Spain wants TV to chip in for local pix

With Popular majority, measure almost certain to become law

MADRID — If you’ve just decided to write off Germany as a potential pic partner, spare a thought for Spain. Spanish film production looks set to receive a $160 million windfall.

The cause is new legislation, unveiled Thursday in Parliament, which will oblige Spanish broadcasters to commit 3% of their total annual revenue to invest in local films. That revenue ran at some 996 billion pesetas ($5.4 billion) last year.

Pics eligible to tap this money include international co-productions with a partner that qualifies for Spanish nationality.

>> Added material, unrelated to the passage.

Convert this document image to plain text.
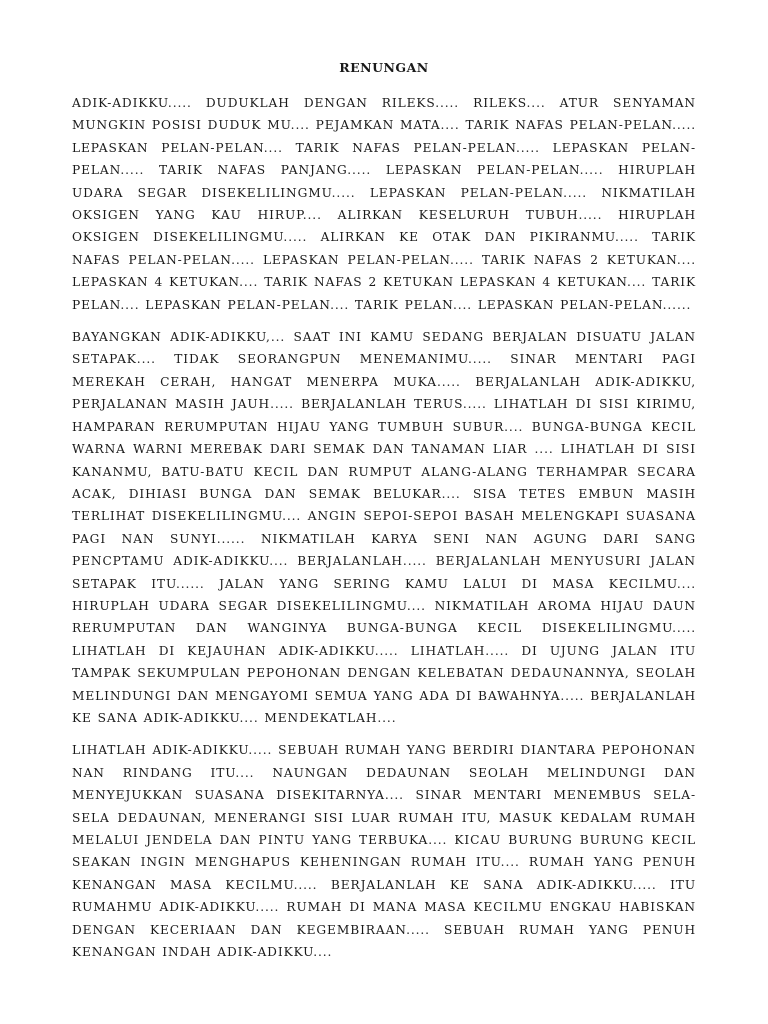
RENUNGAN

ADIK-ADIKKU..... DUDUKLAH DENGAN RILEKS..... RILEKS.... ATUR SENYAMAN MUNGKIN POSISI DUDUK MU.... PEJAMKAN MATA.... TARIK NAFAS PELAN-PELAN..... LEPASKAN PELAN-PELAN.... TARIK NAFAS PELAN-PELAN..... LEPASKAN PELAN-PELAN..... TARIK NAFAS PANJANG..... LEPASKAN PELAN-PELAN..... HIRUPLAH UDARA SEGAR DISEKELILINGMU..... LEPASKAN PELAN-PELAN..... NIKMATILAH OKSIGEN YANG KAU HIRUP.... ALIRKAN KESELURUH TUBUH..... HIRUPLAH OKSIGEN DISEKELILINGMU..... ALIRKAN KE OTAK DAN PIKIRANMU..... TARIK NAFAS PELAN-PELAN..... LEPASKAN PELAN-PELAN..... TARIK NAFAS 2 KETUKAN.... LEPASKAN 4 KETUKAN.... TARIK NAFAS 2 KETUKAN LEPASKAN 4 KETUKAN.... TARIK PELAN.... LEPASKAN PELAN-PELAN.... TARIK PELAN.... LEPASKAN PELAN-PELAN......

BAYANGKAN ADIK-ADIKKU,... SAAT INI KAMU SEDANG BERJALAN DISUATU JALAN SETAPAK.... TIDAK SEORANGPUN MENEMANIMU..... SINAR MENTARI PAGI MEREKAH CERAH, HANGAT MENERPA MUKA..... BERJALANLAH ADIK-ADIKKU, PERJALANAN MASIH JAUH..... BERJALANLAH TERUS..... LIHATLAH DI SISI KIRIMU, HAMPARAN RERUMPUTAN HIJAU YANG TUMBUH SUBUR.... BUNGA-BUNGA KECIL WARNA WARNI MEREBAK DARI SEMAK DAN TANAMAN LIAR .... LIHATLAH DI SISI KANANMU, BATU-BATU KECIL DAN RUMPUT ALANG-ALANG TERHAMPAR SECARA ACAK, DIHIASI BUNGA DAN SEMAK BELUKAR.... SISA TETES EMBUN MASIH TERLIHAT DISEKELILINGMU.... ANGIN SEPOI-SEPOI BASAH MELENGKAPI SUASANA PAGI NAN SUNYI...... NIKMATILAH KARYA SENI NAN AGUNG DARI SANG PENCPTAMU ADIK-ADIKKU.... BERJALANLAH..... BERJALANLAH MENYUSURI JALAN SETAPAK ITU...... JALAN YANG SERING KAMU LALUI DI MASA KECILMU.... HIRUPLAH UDARA SEGAR DISEKELILINGMU.... NIKMATILAH AROMA HIJAU DAUN RERUMPUTAN DAN WANGINYA BUNGA-BUNGA KECIL DISEKELILINGMU..... LIHATLAH DI KEJAUHAN ADIK-ADIKKU..... LIHATLAH..... DI UJUNG JALAN ITU TAMPAK SEKUMPULAN PEPOHONAN DENGAN KELEBATAN DEDAUNANNYA, SEOLAH MELINDUNGI DAN MENGAYOMI SEMUA YANG ADA DI BAWAHNYA..... BERJALANLAH KE SANA ADIK-ADIKKU.... MENDEKATLAH....

LIHATLAH ADIK-ADIKKU..... SEBUAH RUMAH YANG BERDIRI DIANTARA PEPOHONAN NAN RINDANG ITU.... NAUNGAN DEDAUNAN SEOLAH MELINDUNGI DAN MENYEJUKKAN SUASANA DISEKITARNYA.... SINAR MENTARI MENEMBUS SELA-SELA DEDAUNAN, MENERANGI SISI LUAR RUMAH ITU, MASUK KEDALAM RUMAH MELALUI JENDELA DAN PINTU YANG TERBUKA.... KICAU BURUNG BURUNG KECIL SEAKAN INGIN MENGHAPUS KEHENINGAN RUMAH ITU.... RUMAH YANG PENUH KENANGAN MASA KECILMU..... BERJALANLAH KE SANA ADIK-ADIKKU..... ITU RUMAHMU ADIK-ADIKKU..... RUMAH DI MANA MASA KECILMU ENGKAU HABISKAN DENGAN KECERIAAN DAN KEGEMBIRAAN..... SEBUAH RUMAH YANG PENUH KENANGAN INDAH ADIK-ADIKKU....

The legislation came from Spain’s ruling Popular party as an amendment to an upcoming film law. It is almost certain to hit the statute books, since the Popular party enjoys a comfortable majority.

The TV quota looks set to boost Spanish production levels further. In 2000, 104 local pics were produced. The jury is still out, however, as to whether the film legislation will improve the standards of production.

“The danger is that a lot of low-budget, low-interest films will be produced,” said one producer. Signs are, however, that broadcasters’ co-production investment in Spanish pics with indie producers could count toward the quota.

“If that were to happen, nets would be encouraged to take a bigger commitment in higher-tab projects,” said one TV exec.